鲜血顺着额头流淌了下来,李文宿的眼睛被血渍溅到,整个眼睛都变成了艳丽的红色。
血水顺着脸颊,顺着前胸,流淌在了地上。
李文宿忽然伸出舌头侧舔了一下血渍,铁锈般的味道在舌尖的味蕾上绽放。
他忽然笑了起来,笑的癫狂。
他想起了那个温室里的花朵——沈安。那是多么可爱美丽的人啊,他集万千宠爱于一身,是多么闪亮的存在啊!
真想看他那美丽的面庞下,那跳动的滚烫的心脏是否依旧美丽呢?
李文宿想起了沈安刚来孤儿院的那天。
那时候的沈安才四岁,李文宿只比沈安大几个月,沈安被院长接回来,那是一个喜欢,什么都往人家身上堆,生怕人家不喜欢云云。
那时候的李文宿也还是个孩子,对于好看的人,尤其是同龄人来说,就是有一种奇怪的吸引力。
那天院长夫人在给沈安办手续,沈安就安静的坐在会客室里,抱着一个脏兮兮的小熊玩偶,脸上也有些灰尘,不过并没有阻挡他的美颜。
李文宿皱巴巴的口袋里揣了一颗青苹果味的水果糖,那还是他几个月前跟着院长出门买日用品,在路上捡的呢,他自己都不舍得吃。
沈安低着头发呆,忽然一个灰扑扑的小人从后面绕了过来,他对着自己笑,然后从那个脏口袋里摸出一颗绿色的糖。
那人说:“送给你啊,你笑一个,以后我们就是朋友了嘛。
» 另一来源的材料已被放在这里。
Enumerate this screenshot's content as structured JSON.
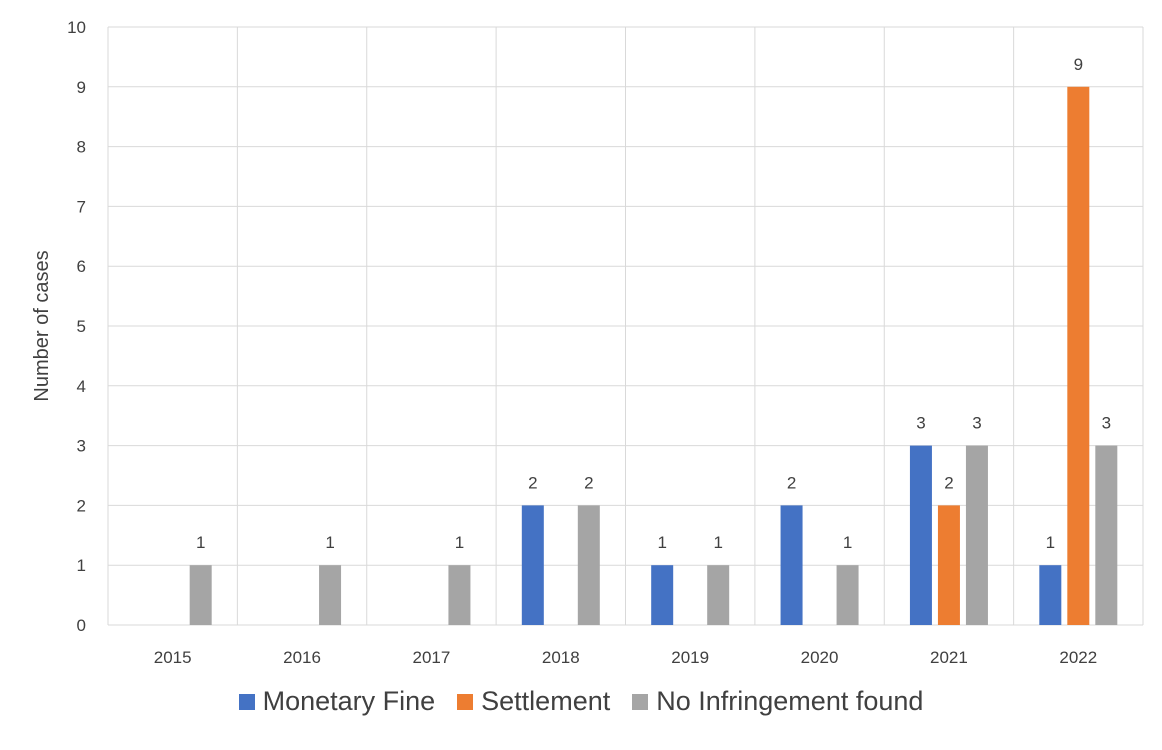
{
  "chart_data": {
    "type": "bar",
    "ylabel": "Number of cases",
    "xlabel": "",
    "ylim": [
      0,
      10
    ],
    "yticks": [
      0,
      1,
      2,
      3,
      4,
      5,
      6,
      7,
      8,
      9,
      10
    ],
    "grid": true,
    "legend_position": "bottom",
    "categories": [
      "2015",
      "2016",
      "2017",
      "2018",
      "2019",
      "2020",
      "2021",
      "2022"
    ],
    "series": [
      {
        "name": "Monetary Fine",
        "color": "#4472C4",
        "values": [
          0,
          0,
          0,
          2,
          1,
          2,
          3,
          1
        ]
      },
      {
        "name": "Settlement",
        "color": "#ED7D31",
        "values": [
          0,
          0,
          0,
          0,
          0,
          0,
          2,
          9
        ]
      },
      {
        "name": "No Infringement found",
        "color": "#A5A5A5",
        "values": [
          1,
          1,
          1,
          2,
          1,
          1,
          3,
          3
        ]
      }
    ]
  }
}
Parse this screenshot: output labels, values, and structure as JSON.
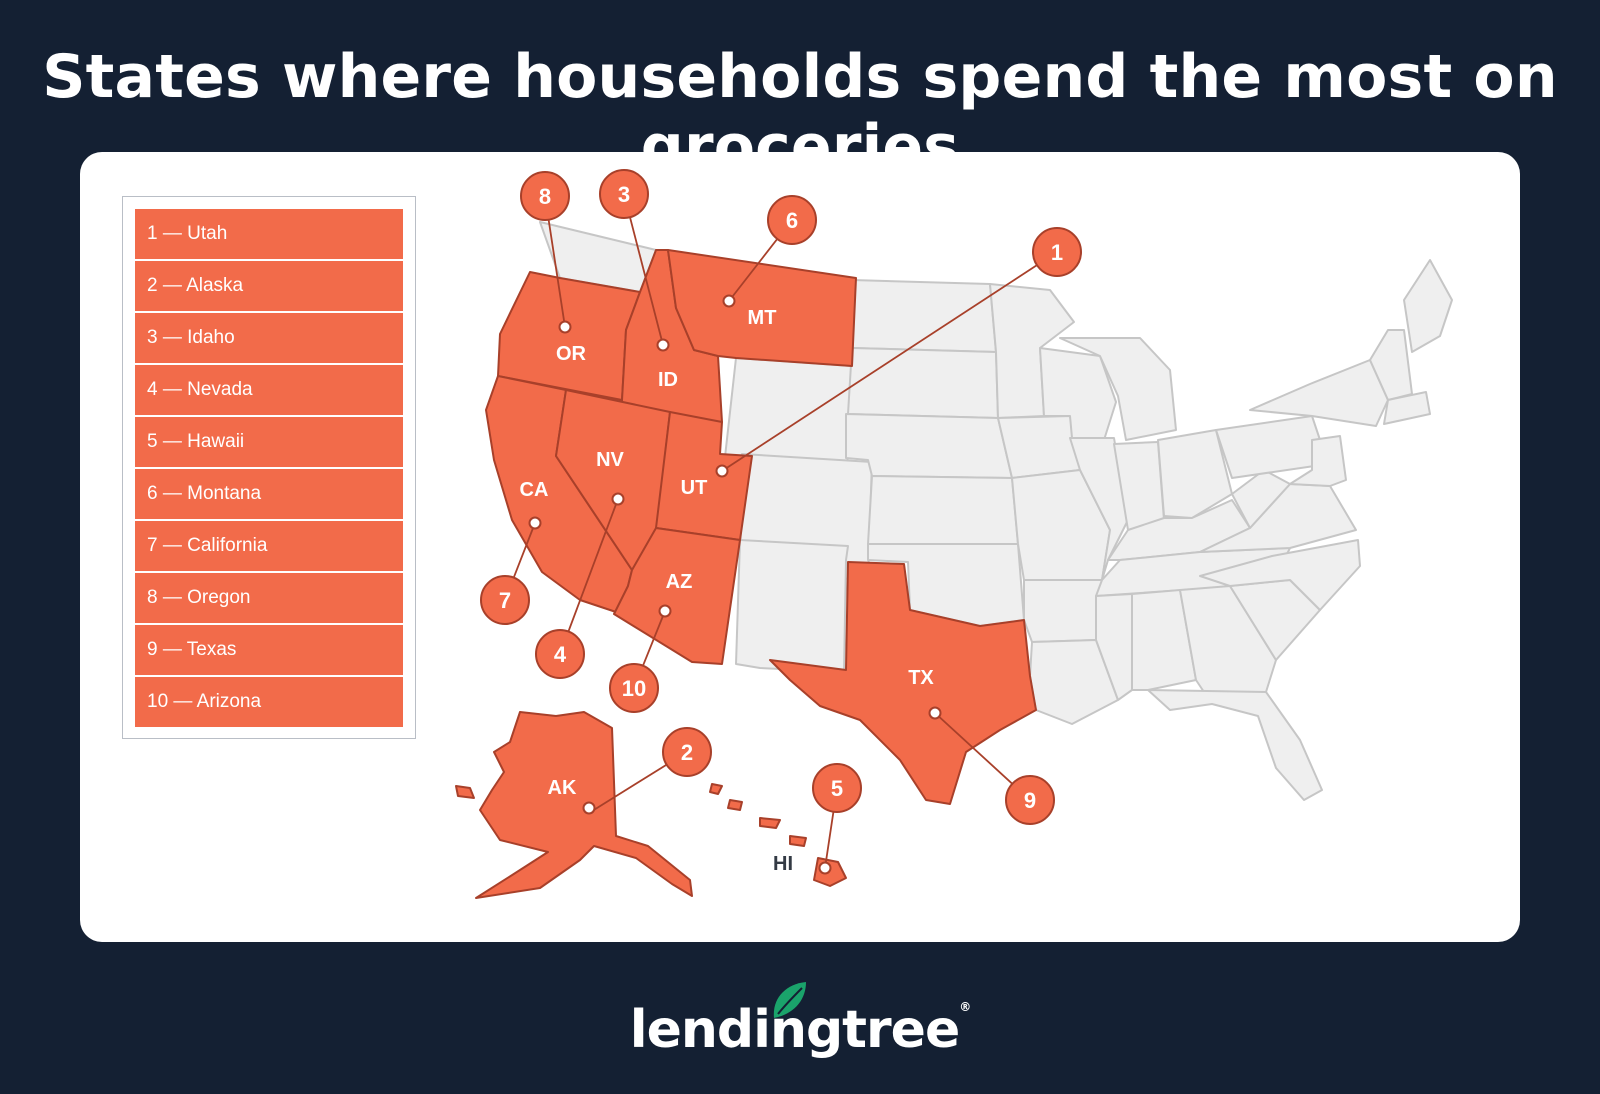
{
  "title": "States where households spend the most on groceries",
  "legend": [
    "1 — Utah",
    "2 — Alaska",
    "3  — Idaho",
    "4 — Nevada",
    "5 — Hawaii",
    "6 — Montana",
    "7 — California",
    "8 — Oregon",
    "9 — Texas",
    "10 — Arizona"
  ],
  "states": {
    "OR": "OR",
    "ID": "ID",
    "MT": "MT",
    "CA": "CA",
    "NV": "NV",
    "UT": "UT",
    "AZ": "AZ",
    "TX": "TX",
    "AK": "AK",
    "HI": "HI"
  },
  "markers": {
    "utah": "1",
    "alaska": "2",
    "idaho": "3",
    "nevada": "4",
    "hawaii": "5",
    "montana": "6",
    "california": "7",
    "oregon": "8",
    "texas": "9",
    "arizona": "10"
  },
  "colors": {
    "background": "#142033",
    "highlight": "#f26b4a",
    "highlight_border": "#a8402a",
    "other_states": "#efefef",
    "state_border": "#c6c6c6",
    "logo_leaf": "#1aa36b"
  },
  "logo": {
    "text": "lendingtree",
    "icon": "leaf-icon"
  }
}
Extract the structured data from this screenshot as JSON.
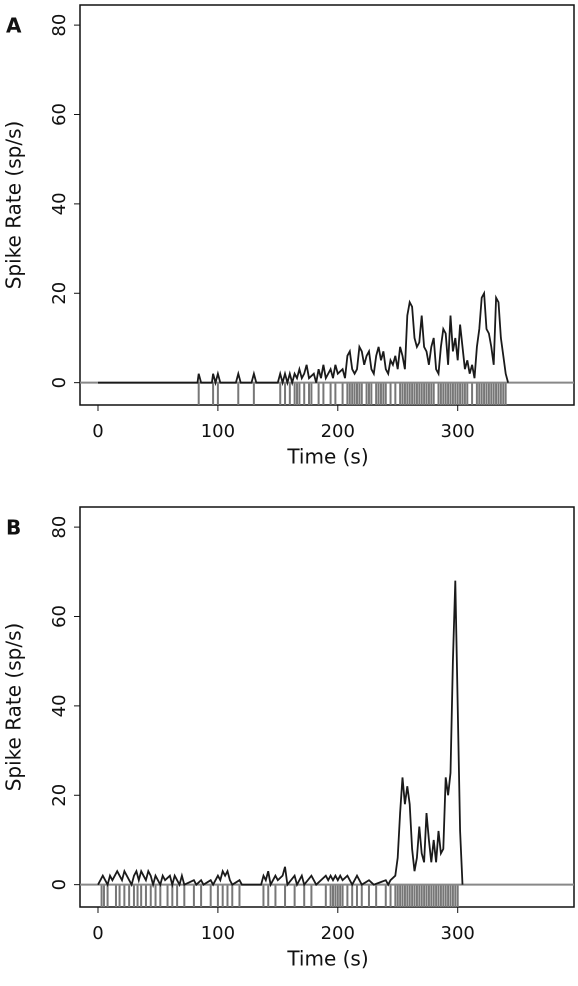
{
  "chart_data": [
    {
      "type": "line",
      "label": "A",
      "xlabel": "Time (s)",
      "ylabel": "Spike Rate (sp/s)",
      "xlim": [
        -15,
        397
      ],
      "ylim": [
        -5,
        84.5
      ],
      "xticks": [
        0,
        100,
        200,
        300
      ],
      "yticks": [
        0,
        20,
        40,
        60,
        80
      ],
      "color": "#1a1a1a",
      "spike_color": "#777777",
      "baseline_color": "#888888",
      "x": [
        0,
        83,
        84,
        86,
        95,
        96,
        98,
        100,
        102,
        115,
        117,
        119,
        128,
        130,
        132,
        150,
        152,
        154,
        156,
        158,
        160,
        162,
        164,
        166,
        168,
        170,
        172,
        174,
        176,
        180,
        182,
        184,
        186,
        188,
        190,
        194,
        196,
        198,
        200,
        204,
        206,
        208,
        210,
        212,
        214,
        216,
        218,
        220,
        222,
        224,
        226,
        228,
        230,
        232,
        234,
        236,
        238,
        240,
        242,
        244,
        246,
        248,
        250,
        252,
        254,
        256,
        258,
        260,
        262,
        264,
        266,
        268,
        270,
        272,
        274,
        276,
        278,
        280,
        282,
        284,
        286,
        288,
        290,
        292,
        294,
        296,
        298,
        300,
        302,
        304,
        306,
        308,
        310,
        312,
        314,
        316,
        318,
        320,
        322,
        324,
        326,
        328,
        330,
        332,
        334,
        336,
        338,
        340,
        342
      ],
      "values": [
        0,
        0,
        2,
        0,
        0,
        2,
        0,
        2,
        0,
        0,
        2,
        0,
        0,
        2,
        0,
        0,
        2,
        0,
        2,
        0,
        2,
        0,
        2,
        1,
        3,
        1,
        2,
        4,
        1,
        2,
        0,
        3,
        1,
        4,
        1,
        3,
        1,
        4,
        2,
        3,
        1,
        6,
        7,
        3,
        2,
        3,
        8,
        7,
        4,
        6,
        7,
        3,
        2,
        6,
        8,
        5,
        7,
        3,
        2,
        5,
        4,
        6,
        3,
        8,
        6,
        3,
        15,
        18,
        17,
        10,
        8,
        9,
        15,
        8,
        7,
        4,
        8,
        10,
        3,
        2,
        8,
        12,
        11,
        4,
        15,
        7,
        10,
        5,
        13,
        8,
        3,
        5,
        2,
        4,
        1,
        8,
        12,
        19,
        20,
        12,
        11,
        8,
        4,
        19,
        18,
        10,
        6,
        2,
        0
      ],
      "spikes": [
        84,
        96,
        100,
        117,
        130,
        152,
        156,
        160,
        164,
        166,
        168,
        172,
        176,
        178,
        184,
        188,
        194,
        198,
        204,
        208,
        210,
        212,
        214,
        216,
        218,
        220,
        224,
        226,
        228,
        232,
        234,
        236,
        238,
        240,
        244,
        248,
        252,
        254,
        256,
        258,
        260,
        262,
        264,
        266,
        268,
        270,
        272,
        274,
        276,
        278,
        280,
        284,
        286,
        288,
        290,
        292,
        294,
        296,
        298,
        300,
        302,
        304,
        306,
        308,
        312,
        316,
        318,
        320,
        322,
        324,
        326,
        328,
        330,
        332,
        334,
        336,
        338,
        340
      ]
    },
    {
      "type": "line",
      "label": "B",
      "xlabel": "Time (s)",
      "ylabel": "Spike Rate (sp/s)",
      "xlim": [
        -15,
        397
      ],
      "ylim": [
        -5,
        84.5
      ],
      "xticks": [
        0,
        100,
        200,
        300
      ],
      "yticks": [
        0,
        20,
        40,
        60,
        80
      ],
      "color": "#1a1a1a",
      "spike_color": "#777777",
      "baseline_color": "#888888",
      "x": [
        0,
        2,
        4,
        6,
        8,
        10,
        12,
        14,
        16,
        18,
        20,
        22,
        24,
        26,
        28,
        30,
        32,
        34,
        36,
        38,
        40,
        42,
        44,
        46,
        48,
        50,
        52,
        54,
        56,
        60,
        62,
        64,
        66,
        68,
        70,
        72,
        80,
        82,
        86,
        88,
        94,
        96,
        100,
        102,
        104,
        106,
        108,
        110,
        112,
        118,
        120,
        136,
        138,
        140,
        142,
        144,
        148,
        150,
        154,
        156,
        158,
        164,
        166,
        170,
        172,
        178,
        180,
        182,
        190,
        192,
        194,
        196,
        198,
        200,
        202,
        204,
        208,
        212,
        216,
        218,
        220,
        226,
        230,
        240,
        242,
        244,
        248,
        250,
        252,
        254,
        256,
        258,
        260,
        262,
        264,
        266,
        268,
        270,
        272,
        274,
        276,
        278,
        280,
        282,
        284,
        286,
        288,
        290,
        292,
        294,
        296,
        298,
        300,
        302,
        304
      ],
      "values": [
        0,
        1,
        2,
        1,
        0,
        2,
        1,
        2,
        3,
        2,
        1,
        3,
        2,
        1,
        0,
        2,
        3,
        1,
        3,
        2,
        1,
        3,
        2,
        0,
        2,
        1,
        0,
        2,
        1,
        2,
        0,
        2,
        1,
        0,
        2,
        0,
        1,
        0,
        1,
        0,
        1,
        0,
        2,
        1,
        3,
        2,
        3,
        1,
        0,
        1,
        0,
        0,
        2,
        1,
        3,
        0,
        2,
        1,
        2,
        4,
        0,
        2,
        0,
        2,
        0,
        2,
        1,
        0,
        2,
        1,
        2,
        1,
        2,
        1,
        2,
        1,
        2,
        0,
        2,
        1,
        0,
        1,
        0,
        1,
        0,
        1,
        2,
        6,
        16,
        24,
        18,
        22,
        18,
        8,
        3,
        6,
        13,
        7,
        5,
        16,
        10,
        5,
        10,
        5,
        12,
        7,
        8,
        24,
        20,
        25,
        50,
        68,
        40,
        12,
        0
      ],
      "spikes": [
        3,
        5,
        8,
        15,
        18,
        22,
        26,
        30,
        33,
        36,
        40,
        44,
        48,
        52,
        58,
        62,
        66,
        72,
        80,
        86,
        94,
        100,
        104,
        108,
        112,
        118,
        138,
        142,
        148,
        156,
        164,
        172,
        178,
        190,
        194,
        196,
        198,
        200,
        202,
        204,
        208,
        212,
        216,
        220,
        226,
        232,
        240,
        244,
        248,
        250,
        252,
        254,
        256,
        258,
        260,
        262,
        264,
        266,
        268,
        270,
        272,
        274,
        276,
        278,
        280,
        282,
        284,
        286,
        288,
        290,
        292,
        294,
        296,
        298,
        300
      ]
    }
  ]
}
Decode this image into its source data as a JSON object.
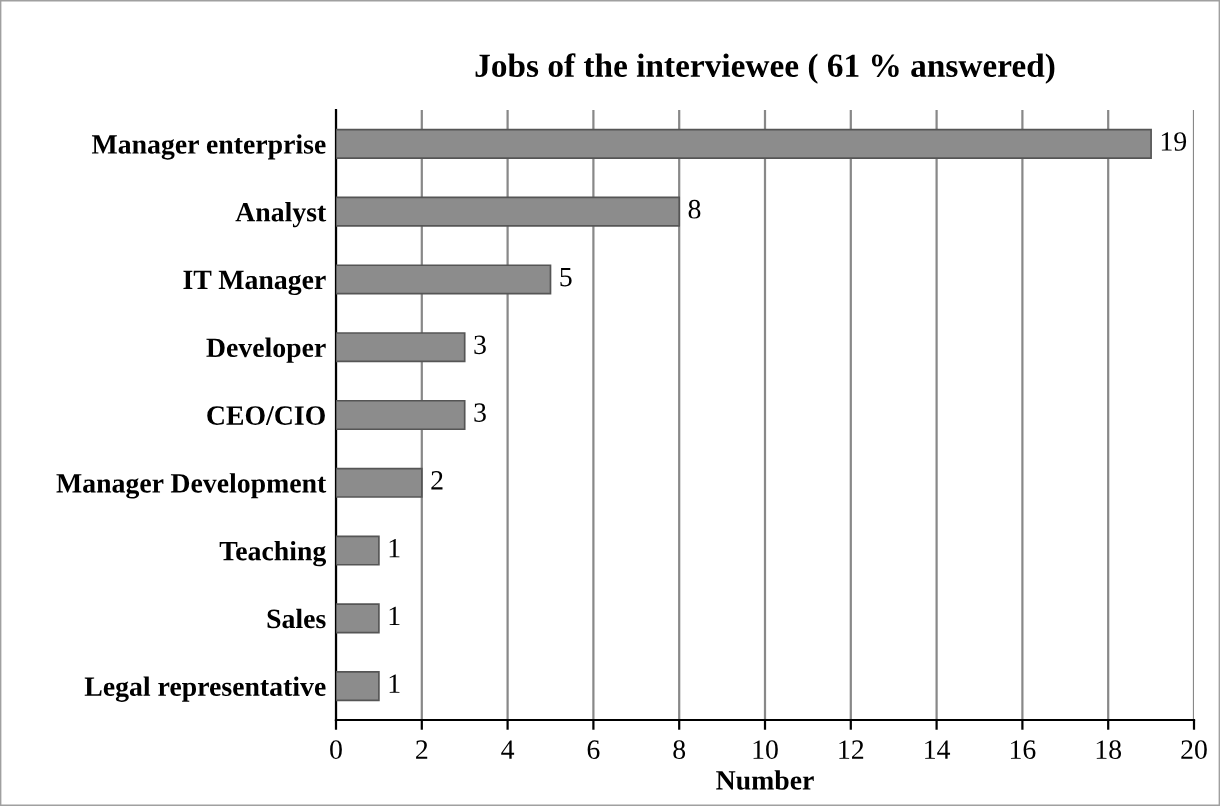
{
  "chart_data": {
    "type": "bar",
    "orientation": "horizontal",
    "title": "Jobs of the interviewee ( 61 % answered)",
    "xlabel": "Number",
    "categories": [
      "Manager enterprise",
      "Analyst",
      "IT Manager",
      "Developer",
      "CEO/CIO",
      "Manager Development",
      "Teaching",
      "Sales",
      "Legal representative"
    ],
    "values": [
      19,
      8,
      5,
      3,
      3,
      2,
      1,
      1,
      1
    ],
    "color": "#8c8c8c",
    "data_labels": true,
    "grid": "x",
    "xlim": [
      0,
      20
    ],
    "xticks": [
      0,
      2,
      4,
      6,
      8,
      10,
      12,
      14,
      16,
      18,
      20
    ]
  }
}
”
沈安的父母刚死在了一场车祸里,他还没有从巨大的悲伤中抽离,见这人也是很烦,于是他直接挥手把糖打掉,缩在了一团哭了起来。
“诶你!我自己都舍不得吃,我都给你了,你还不给我面子!”
李文宿说的十分大声,正此时院长回来见到沈安在哭,而李文宿在大声的说着,以为是李文宿欺负了沈安,便直接把李文宿推倒在地上。
后面的就是李文宿人生第一次被关禁闭。
沈安来后,抢走了许多东西,他抢走了孤儿院里其他孩子们的喜爱,抢走了院长对他的爱。
李文宿也试着几次和沈安打好关系,可自从他和沈安开始好的时候,沈安就一直生病,本就没有被什么喜爱可言的他,被说成是灾星。
后来的他早早成熟了,也知道只要和沈安这种走到哪里都是焦点的人交朋友,也是一条充满利益的道路。
——
李文宿拖着残败的身体,走到了医院时已是凌晨两点,值班的护士见了还以为是鬼魂,吓得差点按响了警铃。
李文宿失血有点多,看到医院的护士上来想扶他的时候,就安心的倒了过去。